When Dallas resident Adriana Akhtar planned a recent Los Angeles trip with her family to see Taylor Swift perform as part of the artist’s ballyhooed “Eras Tour,” she wasn’t necessarily thinking about boosting the local economy.
But over the course of four days, Akhtar, 47, did just that: She estimates her family spent about $35,000 on luxury accommodations, meals at some of the city’s hottest restaurants and transportation within the area — and that figure doesn’t even include a five-figure shopping splurge. In short, her Taylor trip became an L.A. vacation done to the max.
And Akhtar makes the point that she was hardly alone. “Rodeo Drive was overrun with moms and daughters in town for Taylor Swift,” she told MarketWatch.
Add up all that spending by so many Swifties over the course of Swift’s sold-out, six-show run at SoFi Stadium in the Los Angeles suburb of Inglewood and you have a $320 million boost to the city, according to a detailed report from the California Center for Jobs & the Economy. The Los Angeles engagement concluded Wednesday night, which also marked the end of the first leg of the “Eras Tour.”
Notably, the $320 million doesn’t include the bulk of the money spent on tickets and merchandise, since that’s channeled to Swift, officials with the center told MarketWatch. But if that was added to the mix, the total would be $490 million — or nearly a half-billion dollars. The $320 million does, however, encompass everything from hotel stays and restaurant visits to sales taxes generated.
It’s been estimated that 420,000 people attended the Swift shows in Los Angeles. Many of those traveled from out of town — just like Akhtar. And befitting the joyous mood of the concerts, they clearly came to have a good time and spend, spend, spend, said Robert Lapsley, president of the California Business Roundtable, which runs the center.
“This became a vacation for people,” Lapsley told MarketWatch. “They probably planned their whole summer around it.”
The phenomenon was hardly limited to Los Angeles. Cities across the U.S. that hosted the tour saw all kinds of upticks in business.
In Philadelphia, hotel bookings surged during the month of May, which was when the tour was in town for three nights. The boost even drew the attention of the Federal Reserve Bank of Philadelphia, which said it “was the strongest month for hotel revenue in Philadelphia since the onset of the pandemic, in large part due to an influx of guests for the Taylor Swift concerts in the city.”
Denver enjoyed a lesson in “Swiftonomics” as well. The two shows that Swift played there resulted in a $140 million gain for the city, according to the Common Sense Institute, a group that tracks the Colorado economy.
But you don’t need to convince Shelley Yates-Laguna of that. As the general manager of Death & Co., the bar and restaurant operator at the Ramble Hotel in Denver, Yates-Laguna saw the crowds forming at her establishment during tour time. The wait for a table exceeded more than two hours at one point, she said.
“Some people we weren’t able to get to at all,” she noted of the unprecedented demand.

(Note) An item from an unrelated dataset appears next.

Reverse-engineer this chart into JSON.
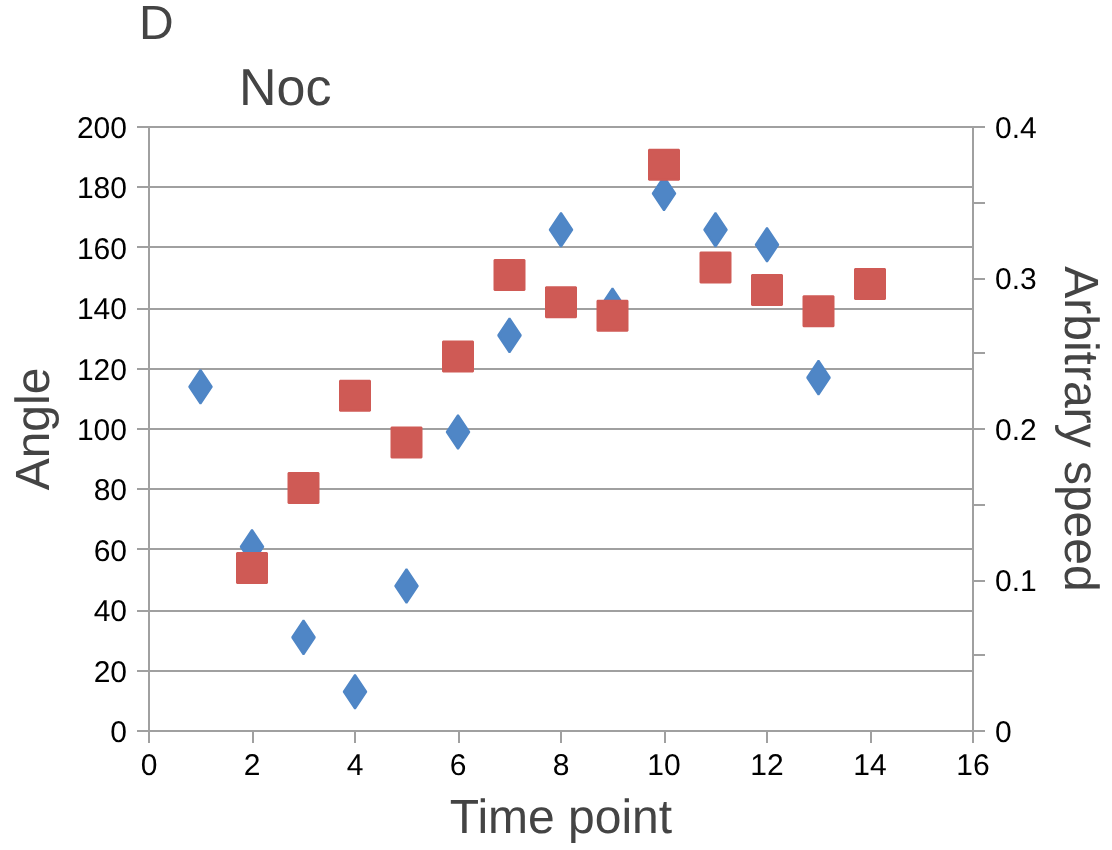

In all, the “Eras Tour” will provide a $5 billion boost to the global economy, according to market researcher QuestionPro — “more than the gross domestic product of 50 countries,” the company said in a press release. QuestionPro said that each concertgoer spends about $1,300 on average to attend the show, including the cost of the ticket itself.
““This became a vacation for people. They probably planned their whole summer around it.””
Dan Fleetwood, QuestionPro’s president of research and insights, told MarketWatch that he believes people are opening their wallets for Swift shows in part because they haven’t had a chance to celebrate like this since the onset of the pandemic.
“It’s almost like we’re seeing some revenge spending from being pent-up during COVID,” he said.
If that’s the case, Swift’s Los Angeles shows may have equated to revenge spending on steroids. Several factors contributed to why the six-concert engagement had that supersized $320 million impact, said officials with the California Center for Jobs & the Economy and others who have tracked the Swift economic boom.
For starters, it was the longest run of shows that Swift has done in any city so far. Plus, it was in a region that offers no shortage of attractions, so those who traveled from out of town for a concert had plenty of opportunities to extend their trip, from visiting theme parks (think Disneyland) to, yes, shopping on Rodeo Drive.
If anything, there’s hope that the impact will continue beyond the concerts. Chris Heywood, a senior vice president of the Los Angeles Tourism and Convention Board, said the goal is to convince Swifties who had a good time while in town to return to the city — even if there isn’t a concert beckoning them.
In effect, the Swift engagement was a tourism “advertising campaign that money can’t buy,” Heywood said. He added that the tour couldn’t have come at a better time, since Los Angeles is gearing up to host the summer Olympics in 2028 — with the opening and closing ceremonies slated to be held at the same stadium where Swift performed.
For Adriana Akhtar, the Taylor trip-to-end-all-Taylor trips might be spurring a different future travel plan: She’s already thinking ahead to some of the cities where Swift is playing when her tour resumes.
On the top of her list: Paris and London. “We could do a family vacation and see her, too,” she said.